Mark Zuckerberg at the 56th Munich Security Conference in Munich, Germany on February 15. Photo: Abdulhamid Hosbas/Anadolu Agency via Getty Images

Facebook did not remove President Trump's threat to send the National Guard to Minneapolis because the company's policy on inciting violence allows discussion on state use of force, CEO Mark Zuckerberg explained in a post on Friday.

The big picture: Zuckerberg's statement comes on the heels of leaked internal criticism from Facebook employees over how the company handled Trump's posts about the Minneapolis protests and his unsubstantiated claims on mail-in ballots — both of which Twitter has now taken action on.
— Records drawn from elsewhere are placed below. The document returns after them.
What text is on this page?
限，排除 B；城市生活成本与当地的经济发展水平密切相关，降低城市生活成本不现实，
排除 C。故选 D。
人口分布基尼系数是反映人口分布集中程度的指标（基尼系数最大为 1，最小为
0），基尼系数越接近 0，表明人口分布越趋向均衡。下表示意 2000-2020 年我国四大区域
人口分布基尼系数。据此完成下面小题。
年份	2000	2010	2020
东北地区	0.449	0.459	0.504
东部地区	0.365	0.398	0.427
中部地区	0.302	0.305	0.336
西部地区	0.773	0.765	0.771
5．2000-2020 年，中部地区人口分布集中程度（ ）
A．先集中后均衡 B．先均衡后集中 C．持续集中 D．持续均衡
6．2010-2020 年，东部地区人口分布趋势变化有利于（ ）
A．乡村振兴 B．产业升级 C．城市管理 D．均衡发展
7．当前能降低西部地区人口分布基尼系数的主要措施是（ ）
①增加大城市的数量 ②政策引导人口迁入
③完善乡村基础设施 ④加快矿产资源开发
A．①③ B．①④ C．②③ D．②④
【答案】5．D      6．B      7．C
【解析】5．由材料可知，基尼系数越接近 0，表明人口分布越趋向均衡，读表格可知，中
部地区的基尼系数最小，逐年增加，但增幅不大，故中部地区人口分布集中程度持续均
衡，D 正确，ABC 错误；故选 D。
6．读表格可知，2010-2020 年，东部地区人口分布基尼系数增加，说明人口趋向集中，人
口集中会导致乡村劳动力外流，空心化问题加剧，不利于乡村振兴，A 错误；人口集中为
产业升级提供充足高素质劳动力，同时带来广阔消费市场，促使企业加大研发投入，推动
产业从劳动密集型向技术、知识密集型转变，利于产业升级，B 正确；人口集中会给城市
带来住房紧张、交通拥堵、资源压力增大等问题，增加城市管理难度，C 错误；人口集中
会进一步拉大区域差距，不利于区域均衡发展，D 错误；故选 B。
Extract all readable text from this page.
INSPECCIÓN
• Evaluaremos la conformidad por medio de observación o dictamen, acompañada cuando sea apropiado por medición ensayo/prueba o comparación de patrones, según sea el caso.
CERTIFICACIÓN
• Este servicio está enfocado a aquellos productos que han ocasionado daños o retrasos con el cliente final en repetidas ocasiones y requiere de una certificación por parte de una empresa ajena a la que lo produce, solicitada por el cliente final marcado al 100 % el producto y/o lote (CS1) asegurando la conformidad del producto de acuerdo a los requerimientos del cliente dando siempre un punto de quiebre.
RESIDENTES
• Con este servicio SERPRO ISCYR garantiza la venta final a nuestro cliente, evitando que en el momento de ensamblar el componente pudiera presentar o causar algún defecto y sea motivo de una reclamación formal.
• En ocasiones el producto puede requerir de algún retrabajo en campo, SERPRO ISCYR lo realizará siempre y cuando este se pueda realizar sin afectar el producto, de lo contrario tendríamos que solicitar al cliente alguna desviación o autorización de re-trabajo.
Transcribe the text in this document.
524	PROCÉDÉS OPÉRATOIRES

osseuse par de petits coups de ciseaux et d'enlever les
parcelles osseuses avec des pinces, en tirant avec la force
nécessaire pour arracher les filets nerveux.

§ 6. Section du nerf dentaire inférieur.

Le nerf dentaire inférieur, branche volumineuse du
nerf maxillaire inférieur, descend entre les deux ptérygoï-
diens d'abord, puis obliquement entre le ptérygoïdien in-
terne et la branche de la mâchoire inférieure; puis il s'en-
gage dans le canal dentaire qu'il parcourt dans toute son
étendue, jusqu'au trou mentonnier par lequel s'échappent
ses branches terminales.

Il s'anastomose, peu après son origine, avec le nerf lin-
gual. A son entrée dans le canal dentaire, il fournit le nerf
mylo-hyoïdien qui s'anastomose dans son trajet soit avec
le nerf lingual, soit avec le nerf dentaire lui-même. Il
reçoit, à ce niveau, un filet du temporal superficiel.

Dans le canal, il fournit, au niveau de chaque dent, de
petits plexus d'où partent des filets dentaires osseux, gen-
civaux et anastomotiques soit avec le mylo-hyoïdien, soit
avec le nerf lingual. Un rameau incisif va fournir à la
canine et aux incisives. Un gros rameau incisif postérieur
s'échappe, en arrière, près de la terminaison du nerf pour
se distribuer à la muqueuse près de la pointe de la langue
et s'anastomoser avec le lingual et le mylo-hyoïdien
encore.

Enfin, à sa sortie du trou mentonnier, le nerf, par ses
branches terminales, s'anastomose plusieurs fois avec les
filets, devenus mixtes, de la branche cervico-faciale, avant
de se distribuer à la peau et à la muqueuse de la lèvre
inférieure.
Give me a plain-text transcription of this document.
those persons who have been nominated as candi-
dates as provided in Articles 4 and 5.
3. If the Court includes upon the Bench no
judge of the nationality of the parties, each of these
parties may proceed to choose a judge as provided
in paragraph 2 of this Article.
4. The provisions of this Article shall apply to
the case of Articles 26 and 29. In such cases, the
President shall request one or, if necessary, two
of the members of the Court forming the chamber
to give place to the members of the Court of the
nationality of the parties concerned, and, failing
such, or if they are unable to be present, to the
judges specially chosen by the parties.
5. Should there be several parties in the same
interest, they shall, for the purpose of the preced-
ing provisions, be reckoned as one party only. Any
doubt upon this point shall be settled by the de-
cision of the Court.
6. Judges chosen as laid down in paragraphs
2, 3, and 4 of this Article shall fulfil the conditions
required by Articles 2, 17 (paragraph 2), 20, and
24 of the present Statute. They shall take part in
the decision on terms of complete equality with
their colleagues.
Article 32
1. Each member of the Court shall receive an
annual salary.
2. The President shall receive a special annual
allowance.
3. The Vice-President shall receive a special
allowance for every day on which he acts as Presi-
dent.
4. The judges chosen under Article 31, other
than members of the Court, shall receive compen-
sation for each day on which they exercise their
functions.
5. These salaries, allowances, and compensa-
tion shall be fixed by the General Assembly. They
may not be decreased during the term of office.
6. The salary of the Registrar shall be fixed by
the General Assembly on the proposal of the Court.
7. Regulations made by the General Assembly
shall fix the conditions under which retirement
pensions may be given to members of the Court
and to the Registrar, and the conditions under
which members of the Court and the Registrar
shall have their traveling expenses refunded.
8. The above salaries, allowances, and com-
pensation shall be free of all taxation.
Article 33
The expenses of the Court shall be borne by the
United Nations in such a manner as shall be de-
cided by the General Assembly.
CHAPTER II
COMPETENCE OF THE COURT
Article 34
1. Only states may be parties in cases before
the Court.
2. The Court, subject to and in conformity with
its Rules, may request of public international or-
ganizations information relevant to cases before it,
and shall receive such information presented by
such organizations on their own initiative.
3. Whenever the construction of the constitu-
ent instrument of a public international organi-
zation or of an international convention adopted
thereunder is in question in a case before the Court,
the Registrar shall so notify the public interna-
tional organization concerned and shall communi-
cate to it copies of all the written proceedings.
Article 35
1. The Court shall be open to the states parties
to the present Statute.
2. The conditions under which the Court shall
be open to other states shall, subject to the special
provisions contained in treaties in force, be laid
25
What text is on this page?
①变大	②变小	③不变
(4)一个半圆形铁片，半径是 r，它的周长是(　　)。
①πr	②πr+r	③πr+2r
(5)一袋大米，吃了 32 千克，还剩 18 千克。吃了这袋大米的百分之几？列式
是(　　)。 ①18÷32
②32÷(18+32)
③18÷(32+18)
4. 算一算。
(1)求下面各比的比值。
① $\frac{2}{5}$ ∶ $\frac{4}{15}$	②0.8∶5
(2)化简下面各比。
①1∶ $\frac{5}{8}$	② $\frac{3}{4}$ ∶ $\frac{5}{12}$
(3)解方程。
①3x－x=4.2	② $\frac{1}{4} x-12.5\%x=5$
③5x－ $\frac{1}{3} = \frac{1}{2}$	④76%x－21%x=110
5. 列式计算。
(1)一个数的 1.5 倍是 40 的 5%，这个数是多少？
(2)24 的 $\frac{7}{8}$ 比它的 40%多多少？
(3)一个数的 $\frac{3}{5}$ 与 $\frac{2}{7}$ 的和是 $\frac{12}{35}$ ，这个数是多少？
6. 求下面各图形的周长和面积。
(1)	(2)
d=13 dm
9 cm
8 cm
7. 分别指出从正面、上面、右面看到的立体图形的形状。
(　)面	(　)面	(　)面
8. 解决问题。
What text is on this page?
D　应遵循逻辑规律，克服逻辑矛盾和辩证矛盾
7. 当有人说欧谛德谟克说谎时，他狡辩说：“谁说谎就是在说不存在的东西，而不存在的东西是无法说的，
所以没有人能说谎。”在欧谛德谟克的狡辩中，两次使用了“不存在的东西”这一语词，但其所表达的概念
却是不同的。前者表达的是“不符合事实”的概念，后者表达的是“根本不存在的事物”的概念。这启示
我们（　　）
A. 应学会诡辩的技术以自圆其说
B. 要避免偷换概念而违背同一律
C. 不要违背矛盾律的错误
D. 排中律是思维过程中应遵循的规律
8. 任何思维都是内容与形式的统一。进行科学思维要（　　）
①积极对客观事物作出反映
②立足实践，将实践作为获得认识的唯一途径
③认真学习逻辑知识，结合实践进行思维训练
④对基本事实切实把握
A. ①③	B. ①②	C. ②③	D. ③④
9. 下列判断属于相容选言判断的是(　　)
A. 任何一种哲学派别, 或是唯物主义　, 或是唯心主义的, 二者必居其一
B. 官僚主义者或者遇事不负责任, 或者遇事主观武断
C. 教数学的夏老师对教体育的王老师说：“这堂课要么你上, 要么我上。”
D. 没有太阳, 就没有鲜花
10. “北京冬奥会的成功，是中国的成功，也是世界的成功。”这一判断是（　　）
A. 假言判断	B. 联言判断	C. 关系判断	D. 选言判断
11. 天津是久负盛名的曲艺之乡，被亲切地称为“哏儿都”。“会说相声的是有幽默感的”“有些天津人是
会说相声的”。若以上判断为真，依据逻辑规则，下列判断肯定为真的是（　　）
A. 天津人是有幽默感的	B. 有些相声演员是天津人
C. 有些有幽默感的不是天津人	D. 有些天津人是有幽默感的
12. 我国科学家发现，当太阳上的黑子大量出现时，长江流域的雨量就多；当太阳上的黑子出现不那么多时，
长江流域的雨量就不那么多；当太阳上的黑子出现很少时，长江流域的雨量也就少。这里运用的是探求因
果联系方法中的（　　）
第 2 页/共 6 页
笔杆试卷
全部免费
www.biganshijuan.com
  • Twitter tagged Trump's statement as a violation of its rules on violence, which Zuckerberg took a jab at.
  • "Unlike Twitter, we do not have a policy of putting a warning in front of posts that may incite violence because we believe that if a post incites violence, it should be removed regardless of whether it is newsworthy, even if it comes from a politician."

What else he's saying: "Although the post had a troubling historical reference, we decided to leave it up because the National Guard references meant we read it as a warning about state action, and we think people need to know if the government is planning to deploy force," Zuckerberg writes.

  • "Our policy around incitement of violence allows discussion around state use of force, although I think today's situation raises important questions about what potential limits of that discussion should be," he added.
  • Zuckerberg points out that Trump qualified his first tweet by saying he meant "looting leads to shooting," which he said he did not want to happen.